#metabrainz

/

      • Freso
        🙋
      • Dealt with reports and forum stuff and such, being around+about, etc.
      • fin.
      • Aaaand… that’s it for reviews, I believe.
      • Thank you for your reviews! :)
      • We have a few items on the agenda, so…
      • ruaok: Expiring domains
      • mayhem
        so, have a look at this list we have expiring soon: https://gist.github.com/mayhem/436428f8e925c50e...
      • the first one was registered the same time as musicbrainz.org -- back then there was no google and search was just starting typo domains were a real thing back then.
      • also, there was a thought that people might not find a .org (kinda not well known then) and that a .com should be reserved to redirect to the .org
      • kinda outdated concepts.
      • I could see keeping bookbrainz.com. any thoughts monkey ?
      • musicbrains.org I think we can ditch. any objections?
      • Freso
        +1
      • zas
        +1
      • monkey
        Do we have any data of how many hits they get?
      • lucifer
        it currently redirects to mb.org though so someone could try to phish?
      • monkey
        Generally I don't see the need for it
      • mayhem
        we have no stats.
      • but given that some people care, lets keep bb.com and ditch musicbrains.org
      • then...
      • back then, maybe 15 years ago, we talked about possibly doing foodbrainz and tvbrainz.

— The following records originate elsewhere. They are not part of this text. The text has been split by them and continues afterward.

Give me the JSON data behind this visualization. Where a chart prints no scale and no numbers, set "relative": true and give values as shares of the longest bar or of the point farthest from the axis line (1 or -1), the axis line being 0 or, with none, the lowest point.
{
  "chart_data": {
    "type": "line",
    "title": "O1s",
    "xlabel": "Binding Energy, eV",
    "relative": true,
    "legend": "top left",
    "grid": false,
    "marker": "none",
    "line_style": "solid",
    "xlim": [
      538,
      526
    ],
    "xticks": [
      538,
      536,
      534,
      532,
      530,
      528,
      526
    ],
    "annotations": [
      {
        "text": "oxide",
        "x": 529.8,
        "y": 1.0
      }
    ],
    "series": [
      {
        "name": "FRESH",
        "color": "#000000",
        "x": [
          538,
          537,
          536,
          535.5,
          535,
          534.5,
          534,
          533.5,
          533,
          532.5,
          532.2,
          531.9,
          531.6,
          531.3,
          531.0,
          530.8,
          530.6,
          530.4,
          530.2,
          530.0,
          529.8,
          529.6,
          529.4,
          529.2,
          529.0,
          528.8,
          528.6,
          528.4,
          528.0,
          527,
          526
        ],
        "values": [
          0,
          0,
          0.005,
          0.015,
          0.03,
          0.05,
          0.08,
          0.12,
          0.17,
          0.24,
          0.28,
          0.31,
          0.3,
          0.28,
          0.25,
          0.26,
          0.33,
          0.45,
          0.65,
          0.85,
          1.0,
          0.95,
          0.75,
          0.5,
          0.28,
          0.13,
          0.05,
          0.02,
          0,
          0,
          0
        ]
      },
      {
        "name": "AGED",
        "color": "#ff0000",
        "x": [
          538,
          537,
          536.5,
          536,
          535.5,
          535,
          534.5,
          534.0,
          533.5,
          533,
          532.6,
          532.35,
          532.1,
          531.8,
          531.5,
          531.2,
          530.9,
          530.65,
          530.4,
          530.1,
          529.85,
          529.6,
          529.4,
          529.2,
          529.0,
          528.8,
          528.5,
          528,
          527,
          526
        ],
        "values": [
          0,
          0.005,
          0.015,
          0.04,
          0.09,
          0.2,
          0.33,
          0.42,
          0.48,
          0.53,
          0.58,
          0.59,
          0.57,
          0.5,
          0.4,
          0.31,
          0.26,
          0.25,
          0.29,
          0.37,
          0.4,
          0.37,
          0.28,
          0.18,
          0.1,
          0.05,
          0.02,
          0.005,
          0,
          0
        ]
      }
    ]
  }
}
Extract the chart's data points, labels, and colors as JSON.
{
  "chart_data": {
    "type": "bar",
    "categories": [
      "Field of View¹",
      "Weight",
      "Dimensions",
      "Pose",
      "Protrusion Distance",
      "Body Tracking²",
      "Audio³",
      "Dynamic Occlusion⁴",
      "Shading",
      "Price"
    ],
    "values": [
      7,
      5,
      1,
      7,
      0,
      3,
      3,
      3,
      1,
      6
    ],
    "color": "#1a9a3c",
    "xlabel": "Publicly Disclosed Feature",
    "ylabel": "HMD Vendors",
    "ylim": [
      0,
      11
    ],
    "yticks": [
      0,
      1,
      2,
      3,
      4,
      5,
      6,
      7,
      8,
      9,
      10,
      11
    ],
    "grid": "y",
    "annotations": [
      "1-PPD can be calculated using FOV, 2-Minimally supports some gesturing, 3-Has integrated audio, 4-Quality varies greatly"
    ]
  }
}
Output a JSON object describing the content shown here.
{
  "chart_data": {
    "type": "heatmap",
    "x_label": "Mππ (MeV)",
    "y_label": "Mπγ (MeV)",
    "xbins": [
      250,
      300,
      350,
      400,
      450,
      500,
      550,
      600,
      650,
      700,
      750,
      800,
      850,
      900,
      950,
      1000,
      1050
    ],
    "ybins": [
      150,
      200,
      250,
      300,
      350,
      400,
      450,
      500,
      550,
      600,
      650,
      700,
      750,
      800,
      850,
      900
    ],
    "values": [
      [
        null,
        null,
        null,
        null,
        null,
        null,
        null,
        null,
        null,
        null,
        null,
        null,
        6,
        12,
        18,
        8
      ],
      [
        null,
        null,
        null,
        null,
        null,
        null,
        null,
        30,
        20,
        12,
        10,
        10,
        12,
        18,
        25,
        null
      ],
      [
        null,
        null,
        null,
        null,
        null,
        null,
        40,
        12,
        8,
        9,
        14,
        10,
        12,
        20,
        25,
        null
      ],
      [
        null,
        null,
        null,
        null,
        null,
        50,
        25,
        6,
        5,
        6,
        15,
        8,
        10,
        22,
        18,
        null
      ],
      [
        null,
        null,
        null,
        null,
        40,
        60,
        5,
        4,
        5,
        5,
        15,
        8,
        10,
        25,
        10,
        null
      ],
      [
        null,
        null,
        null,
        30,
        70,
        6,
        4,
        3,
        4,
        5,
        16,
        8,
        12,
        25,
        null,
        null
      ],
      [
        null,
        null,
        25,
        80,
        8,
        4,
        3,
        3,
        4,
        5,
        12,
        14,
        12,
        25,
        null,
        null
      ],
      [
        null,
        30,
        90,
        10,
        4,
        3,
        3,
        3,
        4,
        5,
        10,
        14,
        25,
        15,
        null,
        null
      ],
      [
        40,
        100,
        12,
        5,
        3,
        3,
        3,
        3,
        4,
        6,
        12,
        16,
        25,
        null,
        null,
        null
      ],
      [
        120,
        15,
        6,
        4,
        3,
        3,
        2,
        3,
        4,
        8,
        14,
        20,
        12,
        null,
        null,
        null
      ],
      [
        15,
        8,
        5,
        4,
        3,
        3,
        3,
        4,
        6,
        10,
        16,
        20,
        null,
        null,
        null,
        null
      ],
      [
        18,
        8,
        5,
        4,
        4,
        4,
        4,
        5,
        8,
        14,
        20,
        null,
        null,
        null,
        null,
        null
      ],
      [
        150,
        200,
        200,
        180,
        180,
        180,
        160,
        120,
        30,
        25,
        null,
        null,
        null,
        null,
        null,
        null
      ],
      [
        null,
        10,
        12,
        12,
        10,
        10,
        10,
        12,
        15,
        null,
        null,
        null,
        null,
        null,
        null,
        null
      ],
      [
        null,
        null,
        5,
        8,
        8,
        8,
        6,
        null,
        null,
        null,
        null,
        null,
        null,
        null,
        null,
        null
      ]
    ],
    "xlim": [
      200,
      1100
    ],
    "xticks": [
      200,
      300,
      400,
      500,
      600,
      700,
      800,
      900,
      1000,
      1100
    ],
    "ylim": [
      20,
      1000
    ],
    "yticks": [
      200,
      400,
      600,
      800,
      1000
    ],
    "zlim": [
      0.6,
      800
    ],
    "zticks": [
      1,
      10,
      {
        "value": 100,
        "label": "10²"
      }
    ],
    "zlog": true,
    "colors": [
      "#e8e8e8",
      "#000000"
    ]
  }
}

      • foodbrainz has been done, but I dont recall the name. Freso, do you?
      • Freso
        I think FilmBrainz is more likely to be a thing sometime than TVBrainz, so not sure TVBrainz is needed. There is already OpenFoodFacts and I haven’t seen much legit community requests for FoodBrainz, so I don’t think that’s going to happen ever.
      • mayhem
        tvbrainz? What's TV?
      • Freso
        Yes, OpenFoodFacts. :p
      • zas
        lucifer: good point, it was one of my concerns, that said there are plenty of domains that can be used to phish
      • lucifer
        makes sense
      • mayhem
        I'm open to keeping musicbrains.org -- for phishing concerns.
      • but TV and food. we're just not going to do that.
      • zas
        +1^^
      • Freso
        +1
      • alastairp
        +1
      • mayhem
        so to summarize: keep boobrainz.com, musicbrains.org and ditch the tv and food domains.
      • any objections?
      • monkey
        +1
      • CatQuest
        boobrainz? awesome
      • mayhem
        we also have moviebrainz,org which is still a possibility.
      • Freso
        Yeah.
      • mayhem
        ok, motion carried, I'll make that happen.
      • akshaaatt
        I think our domains are unique as is. Would someone try to zip up the domains if we don't have them?
      • mayhem
        akshaaatt: they always do.
      • CatQuest
        gamebrainz
      • Freso
        akshaaatt: 🤷
      • akshaaatt
        Oh!
      • mayhem
        ok, onward to the next topic.
      • Freso
        mayhem: Supporting open source
      • mayhem
        we'll soon be getting paid for the ODI participation.
      • TOPIC: MetaBrainz Community and Development channel | MusicBrainz non-development: #musicbrainz | BookBrainz: #bookbrainz | Channel is logged; see https://musicbrainz.org/doc/IRC for details | Agenda: Supporting open source (ruaok), Next meeting (Freso)
      • and I've decided I want to help open source in general a bit, so I want us to lead by example.
      • akshaaatt
        ++
      • monkey
        +1000
      • mayhem
        I am dedicating a budget of $6000 annually to this cause -- at least to start.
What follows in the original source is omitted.